Italian weekdays

Taxi drivers in Italy are a separate caste.

Not all of them are swindlers, but none of them will miss the opportunity to turn on a meter for a simple visitor at a suburban rate, and then justify their actions with a hard life: licenses are now rare and expensive (in Rome, for example, only 1800 people can drive a taxi, pay for such a right is necessary for 15 thousand, or even 20, and sometimes father-in-law and son-in-law have to buy a car together), trade union rules do not allow cheating (they will spot a passenger after the end of the shift – they will deprive them of the right to transport), tariffs have not changed almost since the last century , and even the evil mayor’s office introduced a flat fare to the airport. How here, pray tell, do not twist the counter?

The main Italian trouble

comparable in scale to fools and roads, is trade unions. Or rather, strikes. Everyone is on strike: pharmacists protest against the sale of aspirin in supermarkets, lawyers against increased competition, students against exams, professors against students, airport ground services against life in general. Each workshop seeks to complicate the existence of as many people as possible. When the heads of the stations are dissatisfied, the trains do not run; when the rights of gas stations are infringed upon, stores quickly run out of food, pharmacies run out of medicines, and ATMs run out of money. It is difficult to calm down all these people, especially since even deputy ministers from time to time arrange actions, march through the streets with briefcases and refuse to work on laws all day long. Theoretically, all this bacchanalia should be regulated by a special commission, and any action should be announced two weeks in advance. In practice, air traffic controllers, machinists and assistant pilots wanted to sneeze at the commission: aviation in Italy protests more often than it flies, on average more than 400 times a year. It’s even surprising that with all this garbage, at least someone at least sometimes tries to take off.

Until the fifties of the twentieth century, cave people lived in Italy: the whole area of ​​​​the city of Matera in Basilicata consists of caves. Now boutique hotels and museums are gradually being made from cave apartments.
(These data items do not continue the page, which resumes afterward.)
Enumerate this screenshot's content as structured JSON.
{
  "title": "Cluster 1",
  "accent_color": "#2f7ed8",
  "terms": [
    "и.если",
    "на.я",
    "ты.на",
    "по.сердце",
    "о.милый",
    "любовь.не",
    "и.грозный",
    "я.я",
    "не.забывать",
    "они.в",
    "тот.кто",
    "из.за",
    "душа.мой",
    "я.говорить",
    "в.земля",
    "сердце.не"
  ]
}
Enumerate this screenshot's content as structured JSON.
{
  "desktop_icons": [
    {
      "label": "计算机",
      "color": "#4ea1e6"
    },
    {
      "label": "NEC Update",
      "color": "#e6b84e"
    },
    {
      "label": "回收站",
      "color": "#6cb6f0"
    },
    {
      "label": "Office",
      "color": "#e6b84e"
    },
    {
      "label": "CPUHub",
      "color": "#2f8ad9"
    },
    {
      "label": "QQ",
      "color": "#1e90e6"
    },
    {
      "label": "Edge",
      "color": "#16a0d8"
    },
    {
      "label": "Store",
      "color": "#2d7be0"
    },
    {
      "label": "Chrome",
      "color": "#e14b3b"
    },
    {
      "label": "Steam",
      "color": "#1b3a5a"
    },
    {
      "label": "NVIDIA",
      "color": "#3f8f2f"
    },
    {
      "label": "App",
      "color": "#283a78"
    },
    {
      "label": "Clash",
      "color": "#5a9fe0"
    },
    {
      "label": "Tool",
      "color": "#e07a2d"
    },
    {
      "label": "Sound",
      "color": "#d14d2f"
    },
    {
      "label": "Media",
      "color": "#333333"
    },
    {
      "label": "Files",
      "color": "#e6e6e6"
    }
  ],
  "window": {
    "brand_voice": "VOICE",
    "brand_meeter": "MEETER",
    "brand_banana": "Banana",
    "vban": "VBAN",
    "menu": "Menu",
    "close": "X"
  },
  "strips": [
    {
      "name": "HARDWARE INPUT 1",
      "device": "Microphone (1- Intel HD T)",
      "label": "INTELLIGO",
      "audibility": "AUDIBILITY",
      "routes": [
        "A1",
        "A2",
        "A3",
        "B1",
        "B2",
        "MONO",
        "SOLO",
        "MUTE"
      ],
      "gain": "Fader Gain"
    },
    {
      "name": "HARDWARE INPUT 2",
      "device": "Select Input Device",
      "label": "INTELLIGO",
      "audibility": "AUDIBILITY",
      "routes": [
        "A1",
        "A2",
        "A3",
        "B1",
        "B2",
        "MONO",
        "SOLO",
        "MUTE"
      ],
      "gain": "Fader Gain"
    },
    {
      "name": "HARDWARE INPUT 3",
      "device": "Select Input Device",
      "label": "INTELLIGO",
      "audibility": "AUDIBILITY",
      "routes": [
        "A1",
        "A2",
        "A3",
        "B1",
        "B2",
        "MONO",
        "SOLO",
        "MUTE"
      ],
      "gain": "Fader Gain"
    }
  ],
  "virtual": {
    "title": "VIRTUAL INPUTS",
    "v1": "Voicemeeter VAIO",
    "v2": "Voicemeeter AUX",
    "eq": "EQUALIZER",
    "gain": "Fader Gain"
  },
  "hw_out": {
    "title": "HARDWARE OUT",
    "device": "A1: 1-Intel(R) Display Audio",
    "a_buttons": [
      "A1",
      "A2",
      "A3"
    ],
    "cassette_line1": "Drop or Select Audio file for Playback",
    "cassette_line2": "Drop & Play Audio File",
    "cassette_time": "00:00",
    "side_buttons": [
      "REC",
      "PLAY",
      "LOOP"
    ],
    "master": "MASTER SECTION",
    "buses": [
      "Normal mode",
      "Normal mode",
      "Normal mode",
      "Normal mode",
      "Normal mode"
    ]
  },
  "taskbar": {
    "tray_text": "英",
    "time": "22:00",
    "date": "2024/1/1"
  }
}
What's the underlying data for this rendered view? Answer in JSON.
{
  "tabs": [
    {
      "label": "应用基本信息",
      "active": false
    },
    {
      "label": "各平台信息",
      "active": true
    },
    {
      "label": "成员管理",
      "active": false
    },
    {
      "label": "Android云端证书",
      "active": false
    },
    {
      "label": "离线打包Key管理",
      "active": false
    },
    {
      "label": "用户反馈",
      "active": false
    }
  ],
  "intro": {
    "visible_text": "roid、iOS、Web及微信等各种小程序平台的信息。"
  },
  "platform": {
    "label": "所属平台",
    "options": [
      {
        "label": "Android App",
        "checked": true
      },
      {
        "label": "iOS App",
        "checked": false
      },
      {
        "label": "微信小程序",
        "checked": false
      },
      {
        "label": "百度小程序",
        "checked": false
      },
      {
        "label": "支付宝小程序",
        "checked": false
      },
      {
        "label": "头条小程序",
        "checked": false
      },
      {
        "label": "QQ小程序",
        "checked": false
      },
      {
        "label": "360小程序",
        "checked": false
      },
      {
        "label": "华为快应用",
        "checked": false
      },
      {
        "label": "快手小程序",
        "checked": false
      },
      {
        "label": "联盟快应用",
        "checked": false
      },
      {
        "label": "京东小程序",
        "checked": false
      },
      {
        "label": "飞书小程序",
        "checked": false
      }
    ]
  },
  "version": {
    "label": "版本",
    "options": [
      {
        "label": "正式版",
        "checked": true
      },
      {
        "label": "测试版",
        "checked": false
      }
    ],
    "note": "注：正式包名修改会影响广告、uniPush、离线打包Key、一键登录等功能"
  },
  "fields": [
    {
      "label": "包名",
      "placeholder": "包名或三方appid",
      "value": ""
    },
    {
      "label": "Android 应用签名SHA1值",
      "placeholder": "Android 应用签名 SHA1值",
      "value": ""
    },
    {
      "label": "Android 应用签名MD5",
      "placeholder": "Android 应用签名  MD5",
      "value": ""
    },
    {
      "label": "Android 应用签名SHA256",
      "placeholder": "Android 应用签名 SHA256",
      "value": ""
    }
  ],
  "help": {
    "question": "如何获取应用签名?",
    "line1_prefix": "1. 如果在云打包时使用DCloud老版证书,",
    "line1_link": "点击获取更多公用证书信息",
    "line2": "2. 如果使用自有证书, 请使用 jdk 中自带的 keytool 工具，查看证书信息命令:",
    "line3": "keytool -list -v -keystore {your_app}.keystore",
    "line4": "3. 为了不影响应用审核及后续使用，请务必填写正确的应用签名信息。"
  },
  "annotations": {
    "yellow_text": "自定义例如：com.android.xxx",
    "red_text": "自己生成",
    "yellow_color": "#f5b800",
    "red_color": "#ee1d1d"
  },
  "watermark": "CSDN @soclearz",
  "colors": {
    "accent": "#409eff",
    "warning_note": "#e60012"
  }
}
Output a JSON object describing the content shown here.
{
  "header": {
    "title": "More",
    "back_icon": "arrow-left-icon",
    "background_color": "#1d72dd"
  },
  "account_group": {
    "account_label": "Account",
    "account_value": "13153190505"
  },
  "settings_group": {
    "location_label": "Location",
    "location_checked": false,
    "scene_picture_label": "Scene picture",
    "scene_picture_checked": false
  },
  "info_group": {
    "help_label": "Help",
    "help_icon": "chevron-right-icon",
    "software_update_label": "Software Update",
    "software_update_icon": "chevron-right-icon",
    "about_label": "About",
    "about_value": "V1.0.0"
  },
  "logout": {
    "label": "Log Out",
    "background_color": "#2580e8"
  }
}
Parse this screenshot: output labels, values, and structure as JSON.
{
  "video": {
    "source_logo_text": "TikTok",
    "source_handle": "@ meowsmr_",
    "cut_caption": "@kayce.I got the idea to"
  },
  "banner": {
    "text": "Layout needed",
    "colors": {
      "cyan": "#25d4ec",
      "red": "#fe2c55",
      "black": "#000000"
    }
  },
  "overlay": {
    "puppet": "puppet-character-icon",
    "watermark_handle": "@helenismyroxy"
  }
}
Italy traditions, customs and culture of Italians

There are no walk-through courtyards in Italy: the courtyard is everyone’s internal affair, from outsiders it must be closed with a wall or at least a fence. Exactly one exception – the Roman district of Garbatella, urban planning experiment, started in the twenties. While the constructivists in Russia were inventing communal houses, Mussolini, in a more fertile climate, was turning an entire working-class quarter into a commune.

Italians are sure that the main thing in a foreign language

pronounce (because they themselves have an almost indestructible accent – having lived in Russia for a couple of decades, a Roman or Milanese will still say “zlovar”). On the other hand, a tourist who has learned to write “non parlo litaliano” without losing a single vowel will in most cases pass for a local – after this phrase, he will be addressed in rapid-fire Italian without any concessions.

There are three hundred dialects in Italy (not to mention some Sardinian language).

Most of them almost died out, leaving a memory in the form of a couple of dishes on the menu, several names on the map and the manner of pronouncing “r” (in Rome they roll it out), “z” (in Milan this sound is replaced, where possible, with “s”) or “k” (in Tuscany they say “hoha-hola”). But in some places the dialect turns into a way to oppose itself to the world. The clearest example is Venice, where the same square can be called in three ways – from “San Giovanni” to “San Zan” and “San Zanipolo”.

In the same Venice, houses are numbered not by streets

but by quarters, of which there are only six in the whole city. As a result, postmen have to deal with “San Marco 3467” and “Santa Croce 4853”, and hotels have to send instructions to future guests with the interpretation of the address (even Google could not defeat the Venetians – it seems that they managed to confuse the satellite in the same way, like any American tourist). However, in peaceful land Florence you have to get lost: legal entities are supposed to have a separate number there, red, so after the 16th house it may well be followed by the 4th or even the 7th (there is often no division into even and odd sides of the street) . To come to terms with the fact that the second Italian floor is our third, and the universal first is considered zero, that is, “earthly” (pian terreno), after this it is already easier than ever.

An Italian elevator (inscribed in a 600-year-old staircase) can have five corners or no roof, and it will never close itself: after leaving, you need to close the doors carefully.

Each Italian city has its own schedule. In Florence, restaurants rest on Sundays, and ice cream parlors on Mondays. In Bologna on a Wednesday evening you will not find an open grocery store. Residents of Ferrara dine at home on Thursday – restaurants are closed on this day (you can, however, rush to Modena – where the chefs take a break on Mondays). There is only one common problem: on Monday morning – no shopping. Until 15:30, the money can only be spent on food.